No Match Found
If you are looking for an example of a company that successfully predicted the future and adapted its business model to take full advantage, look no further than Netflix. The original film-by-mail business, set up in 1997, was the first to take advantage of the light weight and convenient letterbox size of DVDs. A few years later it moved early on introducing streaming services, betting that the necessary bandwidth would soon become widely available.
As it turns out, its business model was also ideal when millions were confined to their homes for months during a pandemic. Pivoting was the emergency option for many businesses. Many food manufacturers, for example, who found their usual markets closed down had to quickly explore alternative business models, such as partnering with a delivery service to access the takeout market.
"For those that survived the pandemic, the energy and cost of living crisis resulting from Russia’s invasion of Ukraine, tested business model agility again."
Netflix, is now having to adapt yet again by now offering a new streaming option with adverts, introducing a less expensive offering as it fights to keep viewers. Whilst in other industries, energy companies have had to step up investment in renewable generating capacity, new energy technologies and e-mobility infrastructure and strengthening carbon capture capabilities.
In normal circumstances, pivoting the business model to create value requires an element of foresight – an understanding of how and why things are likely to change, and how that will affect the business. Sometimes it’s about survival, but it’s also about opportunity, and creating an efficient, sustainable business that meets both the current and future demands of customers.
In recent years, technological innovation, as well as external factors, has led companies in many sectors to reassess their business model.
Take, for example, how the business model of a typical petrol station has evolved. Most have already evolved at least once by expanding into retail and catering but as we shift towards electric vehicles, they will have to change once again – and not just in terms of introducing electric vehicle charging technology. Electric vehicles take time to charge, which means that people will need to amuse themselves and look for somewhere to work, play, eat and relax. Locations that fail to offer those services in the long term will struggle to compete.
But there’s a distinction between genuinely pivoting, versus undertaking a series of incremental changes like introducing technology into a business. The first, done well, increases the value creation potential of the business. The second, bluntly, doesn’t.
A true pivot is one that brings about genuine business model change – allowing a business to improve customer service, increase wallet share, and/or extend into new markets. It brings about efficiencies in workflow, processes and organisation (such as a restructuring of the supply chain), and most importantly, there is a distinctive outcome, in the form of revenue growth, increased profitability, greater market share, a rise in the share price and so on.
In other words, it redefines the value creation story. And it is a story – when a business pivots, it is signposting how and why it will remain a good investment for the future.
Some of the most successful pivots in recent years have been companies that have moved from a direct sales model to offering their goods or services as a subscription model. When done well, these are excellent examples of value creation, because they are about revenue growth. If the customer is using the product to its full capacity and getting the most they can out of it, they are more likely to remain loyal.
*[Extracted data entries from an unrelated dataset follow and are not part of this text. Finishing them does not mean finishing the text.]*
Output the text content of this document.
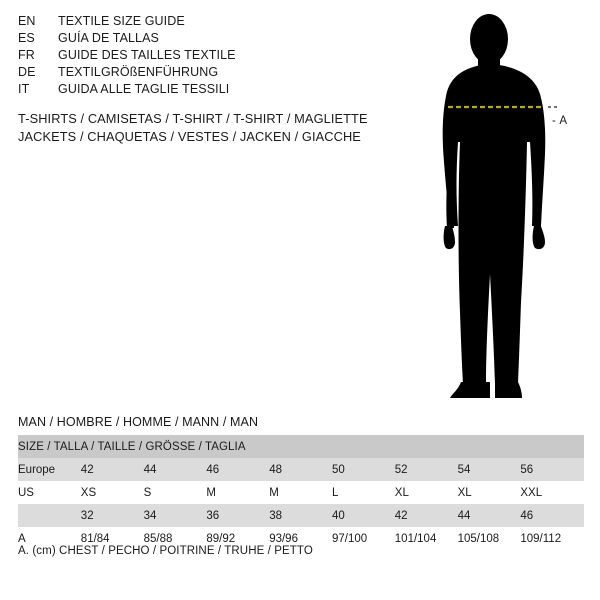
EN	TEXTILE SIZE GUIDE
ES	GUÍA DE TALLAS
FR	GUIDE DES TAILLES TEXTILE
DE	TEXTILGRÖßENFÜHRUNG
IT	GUIDA ALLE TAGLIE TESSILI
T-SHIRTS / CAMISETAS / T-SHIRT / T-SHIRT / MAGLIETTE
JACKETS / CHAQUETAS / VESTES / JACKEN / GIACCHE
- A
MAN / HOMBRE / HOMME / MANN / MAN
SIZE / TALLA / TAILLE / GRÖSSE / TAGLIA								
Europe	42	44	46	48	50	52	54	56
US	XS	S	M	M	L	XL	XL	XXL
	32	34	36	38	40	42	44	46
A	81/84	85/88	89/92	93/96	97/100	101/104	105/108	109/112
A. (cm) CHEST / PECHO / POITRINE / TRUHE / PETTO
Without an overarching strategic vision, the business is just making a series of incremental changes. The story matters – for the business and for its stakeholders.
More often than not, long term gain will require short term pain. A huge amount of investment will be needed to pivot the business, and there are situations where returns may well suffer for a while. Businesses operating under the pressures of public markets will need to articulate their plan clearly.
Businesses require clarity on the decisions that need to be taken at each stage of the process, helping identify and mitigate risks while maximising return on investment - for example having an understanding of how cyber security can have a significant impact on business value across the lifecycle of a new technology investment.
A business model can’t be changed in isolation, and it won’t create value without agility, leadership role-modeling the desired future behaviours, adaptation of processes and attracting and retaining the right talent. A tech-enabled business, for example, will behave differently and have very different operational and skills requirements from the established legacy business it was before – it will need a Chief Information Officer, for example, and a well-developed product management function.
“Technology may be the biggest driver of change but it’s by no means the only one. There are many reasons, from environmental factors to changing consumer preferences, why a business model may not be sustainable or resilient over time.”
Successful pivoting depends on strategy and execution, but also on the story that’s being told. It demands an element of trust from investors and other stakeholders that the vision is the right one, and that the change will generate sustainable value and resilience.